We used a delayed matching task with the chimpanzee participants (Fig. 1b). Each trial began with the presentation of a blue square (26 mm × 26 mm) at the bottom centre of the monitor. When the chimpanzee touched this square twice, a sample stimulus appeared at one of six (three columns × two rows) predetermined locations. When the chimpanzee touched the sample, it immediately disappeared, followed by the presentation of the two choice stimuli. The configuration of the stimuli was randomly changed from trial to trial. If the chimpanzee touched the choice stimulus identical to the sample, all stimuli disappeared, followed by the sound of a chime and the presentation of a food reward (a small piece of apple or raisin). If the chimpanzee touched the other stimulus, a buzzer sound was presented as error feedback. Following an error trial, a modified version of a correction procedure was used in which only the correct choice stimulus was presented (for correction only; not used in data analyses). This procedure was used to prevent inappropriate runs of error trials. The intertrial interval was 2 seconds. In contrast to the sessions with dolphins, sessions with the chimpanzees consisted of 36 trials, during which all 36 pairs appeared once. Each chimpanzee received 20 sessions; therefore, we collected data from 20 trials for each pair. As in the dolphin trials, response-time data were not used for analyses although they were recorded at the time.

Human experiments


Twenty PNPA volunteers participated as a group in the rating experiment. All participants had normal or corrected-to-normal vision. The purpose of and procedure for rating were explained orally by the experimenter and informed consent was obtained from all participants. All protocols were approved by the Human Research Ethics Committee of KUPRI.

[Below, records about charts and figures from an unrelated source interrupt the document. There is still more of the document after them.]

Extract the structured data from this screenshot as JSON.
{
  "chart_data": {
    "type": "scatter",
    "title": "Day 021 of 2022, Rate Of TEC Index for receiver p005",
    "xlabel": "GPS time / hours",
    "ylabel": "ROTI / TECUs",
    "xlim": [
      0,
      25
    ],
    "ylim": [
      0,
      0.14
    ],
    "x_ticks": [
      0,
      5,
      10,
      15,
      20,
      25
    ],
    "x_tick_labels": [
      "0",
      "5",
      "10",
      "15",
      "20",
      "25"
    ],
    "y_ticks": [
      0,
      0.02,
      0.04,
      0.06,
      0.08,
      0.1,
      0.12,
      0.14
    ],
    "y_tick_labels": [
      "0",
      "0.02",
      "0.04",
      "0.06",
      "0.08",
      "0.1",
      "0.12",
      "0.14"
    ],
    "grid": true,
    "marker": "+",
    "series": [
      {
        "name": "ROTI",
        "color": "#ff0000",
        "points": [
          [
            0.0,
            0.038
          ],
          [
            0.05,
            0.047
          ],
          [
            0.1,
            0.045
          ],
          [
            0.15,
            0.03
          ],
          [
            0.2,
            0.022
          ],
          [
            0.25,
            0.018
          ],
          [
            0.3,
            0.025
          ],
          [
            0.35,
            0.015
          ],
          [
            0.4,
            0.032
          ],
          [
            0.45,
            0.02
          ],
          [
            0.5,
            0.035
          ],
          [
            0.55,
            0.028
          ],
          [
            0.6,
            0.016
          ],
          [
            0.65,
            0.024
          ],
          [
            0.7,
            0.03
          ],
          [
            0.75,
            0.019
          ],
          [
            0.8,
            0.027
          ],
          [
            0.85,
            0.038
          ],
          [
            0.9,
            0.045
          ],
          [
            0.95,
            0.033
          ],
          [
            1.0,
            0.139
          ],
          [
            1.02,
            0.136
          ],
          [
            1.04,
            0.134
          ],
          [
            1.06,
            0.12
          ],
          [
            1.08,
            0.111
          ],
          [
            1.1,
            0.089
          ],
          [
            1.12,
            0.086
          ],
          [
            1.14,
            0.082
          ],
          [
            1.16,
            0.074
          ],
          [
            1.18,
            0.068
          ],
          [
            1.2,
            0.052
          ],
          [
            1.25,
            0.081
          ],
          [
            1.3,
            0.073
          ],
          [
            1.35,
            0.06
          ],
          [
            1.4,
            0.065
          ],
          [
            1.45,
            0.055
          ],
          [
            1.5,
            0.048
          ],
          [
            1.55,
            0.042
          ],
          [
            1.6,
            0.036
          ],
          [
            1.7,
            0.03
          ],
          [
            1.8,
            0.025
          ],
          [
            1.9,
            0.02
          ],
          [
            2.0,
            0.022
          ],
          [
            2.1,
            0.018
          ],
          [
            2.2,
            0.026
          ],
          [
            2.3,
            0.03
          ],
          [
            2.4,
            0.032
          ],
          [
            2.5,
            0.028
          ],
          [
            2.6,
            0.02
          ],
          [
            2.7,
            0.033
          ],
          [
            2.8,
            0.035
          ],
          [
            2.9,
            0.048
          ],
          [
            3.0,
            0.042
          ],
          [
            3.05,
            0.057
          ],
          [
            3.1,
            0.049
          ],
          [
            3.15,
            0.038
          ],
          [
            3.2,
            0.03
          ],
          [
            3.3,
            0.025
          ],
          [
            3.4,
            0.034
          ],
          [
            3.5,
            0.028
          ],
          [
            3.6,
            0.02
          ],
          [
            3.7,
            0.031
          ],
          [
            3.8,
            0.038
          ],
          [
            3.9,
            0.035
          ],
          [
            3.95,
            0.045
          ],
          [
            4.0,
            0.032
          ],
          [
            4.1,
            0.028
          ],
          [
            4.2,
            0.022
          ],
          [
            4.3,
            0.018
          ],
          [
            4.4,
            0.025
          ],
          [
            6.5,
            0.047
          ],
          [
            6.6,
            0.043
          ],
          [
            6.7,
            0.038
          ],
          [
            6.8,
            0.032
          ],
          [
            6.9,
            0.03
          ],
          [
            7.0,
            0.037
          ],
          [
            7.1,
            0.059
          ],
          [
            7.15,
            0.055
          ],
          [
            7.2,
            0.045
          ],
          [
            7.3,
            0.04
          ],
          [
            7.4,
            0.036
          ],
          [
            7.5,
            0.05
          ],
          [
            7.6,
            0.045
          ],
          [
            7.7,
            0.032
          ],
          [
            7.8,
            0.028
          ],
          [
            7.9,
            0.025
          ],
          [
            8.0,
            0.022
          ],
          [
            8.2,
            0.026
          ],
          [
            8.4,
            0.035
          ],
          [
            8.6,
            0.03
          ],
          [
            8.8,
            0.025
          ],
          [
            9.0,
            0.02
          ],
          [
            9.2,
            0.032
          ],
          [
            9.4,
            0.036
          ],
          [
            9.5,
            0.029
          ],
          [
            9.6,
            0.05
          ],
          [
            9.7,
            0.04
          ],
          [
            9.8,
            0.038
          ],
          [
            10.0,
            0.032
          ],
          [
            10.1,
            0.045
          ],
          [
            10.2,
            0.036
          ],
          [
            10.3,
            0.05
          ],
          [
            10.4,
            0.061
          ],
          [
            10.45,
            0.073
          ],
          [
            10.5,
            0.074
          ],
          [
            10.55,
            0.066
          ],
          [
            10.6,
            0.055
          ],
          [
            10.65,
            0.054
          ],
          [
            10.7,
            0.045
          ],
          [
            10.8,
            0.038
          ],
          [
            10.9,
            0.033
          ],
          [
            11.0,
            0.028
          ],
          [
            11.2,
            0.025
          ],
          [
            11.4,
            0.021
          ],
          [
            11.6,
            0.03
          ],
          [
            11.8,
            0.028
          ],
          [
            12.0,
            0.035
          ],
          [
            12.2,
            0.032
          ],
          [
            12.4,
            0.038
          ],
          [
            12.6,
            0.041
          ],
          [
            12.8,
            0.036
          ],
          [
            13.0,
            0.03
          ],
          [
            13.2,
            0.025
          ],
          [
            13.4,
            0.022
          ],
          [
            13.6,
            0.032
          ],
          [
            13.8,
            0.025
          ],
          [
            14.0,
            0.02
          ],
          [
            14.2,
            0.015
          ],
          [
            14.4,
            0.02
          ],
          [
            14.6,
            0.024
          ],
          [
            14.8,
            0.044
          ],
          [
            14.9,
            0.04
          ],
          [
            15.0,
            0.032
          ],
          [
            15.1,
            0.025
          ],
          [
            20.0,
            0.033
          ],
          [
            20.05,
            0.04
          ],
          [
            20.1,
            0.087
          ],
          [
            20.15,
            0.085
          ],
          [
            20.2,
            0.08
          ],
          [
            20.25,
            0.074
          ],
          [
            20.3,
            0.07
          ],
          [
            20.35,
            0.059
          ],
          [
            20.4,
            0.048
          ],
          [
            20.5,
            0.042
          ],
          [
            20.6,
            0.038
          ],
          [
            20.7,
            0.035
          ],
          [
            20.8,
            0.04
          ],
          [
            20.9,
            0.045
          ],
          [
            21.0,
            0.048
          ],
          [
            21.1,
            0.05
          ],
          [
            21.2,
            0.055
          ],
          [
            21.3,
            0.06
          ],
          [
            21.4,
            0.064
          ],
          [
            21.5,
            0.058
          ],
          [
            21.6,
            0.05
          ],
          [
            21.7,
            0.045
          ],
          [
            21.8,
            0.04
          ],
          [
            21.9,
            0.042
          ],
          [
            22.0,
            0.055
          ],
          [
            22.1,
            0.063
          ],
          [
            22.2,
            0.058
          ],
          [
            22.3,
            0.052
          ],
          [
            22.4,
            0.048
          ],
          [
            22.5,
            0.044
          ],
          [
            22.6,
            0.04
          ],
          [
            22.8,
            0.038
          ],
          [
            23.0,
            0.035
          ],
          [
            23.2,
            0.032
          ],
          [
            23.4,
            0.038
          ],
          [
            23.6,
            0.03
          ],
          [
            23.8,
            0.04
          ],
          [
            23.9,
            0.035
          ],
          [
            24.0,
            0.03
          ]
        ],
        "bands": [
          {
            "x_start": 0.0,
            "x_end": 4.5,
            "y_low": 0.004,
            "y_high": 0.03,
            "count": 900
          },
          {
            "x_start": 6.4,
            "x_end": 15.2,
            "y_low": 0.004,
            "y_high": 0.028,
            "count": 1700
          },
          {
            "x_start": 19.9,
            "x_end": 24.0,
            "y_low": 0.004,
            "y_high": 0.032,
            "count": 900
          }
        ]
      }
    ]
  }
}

We used visual analog scaling (VAS) in the experiment with humans22. Participants sat in a visitor room and received a sheet on which pictures of the 36 stimuli pairs were printed. Each stimulus was 7 mm × 7 mm (approximately 3 deg of visual angle). Participants were instructed to judge the similarity of the stimulus pair and make a mark on an adjacent horizontal line. The rating for “most dissimilar” was placed on the left end of the line and the mark for “most similar” was placed on the right end of the line. The sheets were scanned and converted to digital image files. Using customised application software, dissimilarity was calculated based on the spatial location of the check mark.

Data analysis

Dissimilarity index

For dolphins and chimpanzees, the dissimilarity index for each pair was defined as the absolute value of the percent of correct choices subtracted by 50% (chance level). This index ranged from 0 (most similar) to 50 (most dissimilar). For humans, the relative distance of the mark from the right was used as the dissimilarity index, which also ranged from 0 to 1.

Inter-observer variability

To evaluate similarities in the performances of participants, we calculated the ICC using random-effects models (i.e., ICC(2, n); n designates the number of participants). These values were calculated using SPSS 19.0 J and statistically tested with a null hypothesis of ICC = 0. Furthermore, using dissimilarity data averaged across participants, we also calculated the ICC (using a mixed effects model) for evaluating inter-species variability.

Multidimensional scaling analysis

To understand the spatial configuration of perceptual similarities among stimuli, we conducted multidimensional scaling analyses for each species using INDSCAL. This method yielded spatial representations for the stimuli as well as weights for each dimension of this representation for each observer. We adopted a two-dimensional solution for the present analyses using SPSS 19.0J. Obtained representations ranged from −2.0 to 2.0 for each dimension. To evaluate goodness of fit, we presented stress values and coefficients of determination (RSQ).

Relative contribution of features

To evaluate the relative contribution of each individual feature to the perceptual grouping, we calculated the mean percent of correct choices for pairs in which both stimuli had the same individual features. These values were standardised using means and standard deviations (referred to as standardised dissimilarity); they were then analysed with a two-way (species × features) repeated-measures ANOVA.